How to beat Japanese beetles and emerald ash borers this year

How to beat Japanese beetles and emerald ash borers this year
Emerald ash borers

If you act now, this could be the year you get out ahead of Japanese beetles and emerald ash borers.

The two garden pests frustrated homeowners and clogged gardening hotlines last summer. Experts say now is the time of year to attack if you hope to win the fight preemptively.

Here’s a quick plan of attack, with help from Jonathan Larson, a Ph.D. entomologist with the University of Nebraska-Lincoln Extension, and supplementary information from the Nebraska Department of Agriculture.

Japanese beetles

Protecting trees before beetles emerge

» Buy a soil drench of a systemic insecticide, such as Fertilome Tree & Shrub, Bayer Tree & Shrub or Ortho Tree & Shrub (look for one that contains imidacloprid or dinotefuran).

» Apply it before Mother’s Day.

» Do not apply these drenches to linden trees.
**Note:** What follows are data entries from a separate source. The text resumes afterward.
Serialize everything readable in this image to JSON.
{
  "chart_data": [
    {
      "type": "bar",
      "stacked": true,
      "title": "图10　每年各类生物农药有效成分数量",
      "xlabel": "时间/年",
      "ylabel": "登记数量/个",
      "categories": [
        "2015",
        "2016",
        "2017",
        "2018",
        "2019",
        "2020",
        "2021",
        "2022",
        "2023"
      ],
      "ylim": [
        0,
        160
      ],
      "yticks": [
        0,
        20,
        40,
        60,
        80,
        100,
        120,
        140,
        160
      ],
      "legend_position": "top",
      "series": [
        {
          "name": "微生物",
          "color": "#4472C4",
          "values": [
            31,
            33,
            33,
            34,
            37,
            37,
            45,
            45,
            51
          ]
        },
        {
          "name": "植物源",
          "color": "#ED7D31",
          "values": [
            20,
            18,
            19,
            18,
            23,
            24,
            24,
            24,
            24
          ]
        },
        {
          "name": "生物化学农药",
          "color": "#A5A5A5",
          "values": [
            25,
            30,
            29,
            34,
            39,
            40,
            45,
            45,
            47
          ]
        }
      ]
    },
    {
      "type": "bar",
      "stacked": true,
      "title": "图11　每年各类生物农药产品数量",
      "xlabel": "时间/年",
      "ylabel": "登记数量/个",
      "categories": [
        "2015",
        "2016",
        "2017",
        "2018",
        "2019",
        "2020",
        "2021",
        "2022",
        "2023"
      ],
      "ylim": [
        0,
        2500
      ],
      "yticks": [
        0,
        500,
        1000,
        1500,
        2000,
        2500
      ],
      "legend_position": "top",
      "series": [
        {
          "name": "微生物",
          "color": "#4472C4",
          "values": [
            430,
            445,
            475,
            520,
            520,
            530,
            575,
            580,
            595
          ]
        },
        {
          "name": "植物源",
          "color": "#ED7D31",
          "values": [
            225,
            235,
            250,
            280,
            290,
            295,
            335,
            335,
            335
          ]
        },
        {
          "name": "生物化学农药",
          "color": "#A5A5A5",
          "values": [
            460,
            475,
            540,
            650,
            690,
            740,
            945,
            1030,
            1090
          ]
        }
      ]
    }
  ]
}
Instead, consult an arborist for other options.

Protecting trees after beetles emerge

» For an organic approach, apply Neem or Pyola to leaves every week to ward off beetles.

» Knock adult beetles into a bucket of soapy water to kill them one-by-one.

» Hire an arborist to apply pyrethroid insecticides or Acelepryn to protect leaves.

Protecting your lawn before grubbing

» Buy a grub prevention treatment like Scott’s GrubEx or Merit (look for chlorantraniliprole or imidacloprid).

» Apply it in June, no later than the Fourth of July.

» If you have a lawn care service, most will apply this for you.

Emerald ash borers

Assess your tree

» Call an arborist to inspect your ash trees.

» Determine, with the arborist, whether the ash is healthy enough to be treated successfully.

Managing unhealthy trees

» If your tree isn’t healthy enough for treatment, removing the tree before the borer kills it will save you money in the long run.

» Do not transport firewood. Burn it at your location to prevent the borer from spreading.

Treating healthy trees

» For ashes less than 20 inches in diameter at chest height, treat with soil drench products such as Fertilome Tree & Shrub, Bayer Tree & Shrub or Ortho Tree & Shrub (look for products containing imidacloprid or dinotefuron). Apply between now and Mother’s Day.

» For ashes greater than 20 inches in diameter at chest height, hire a professional arborist to treat the tree with a soil or trunk injection or a bark spray.

» Keep in mind, some treatments may need to be applied every year for the duration of the tree’s life. Others, such as emamectin benzoate, can be applied every other year.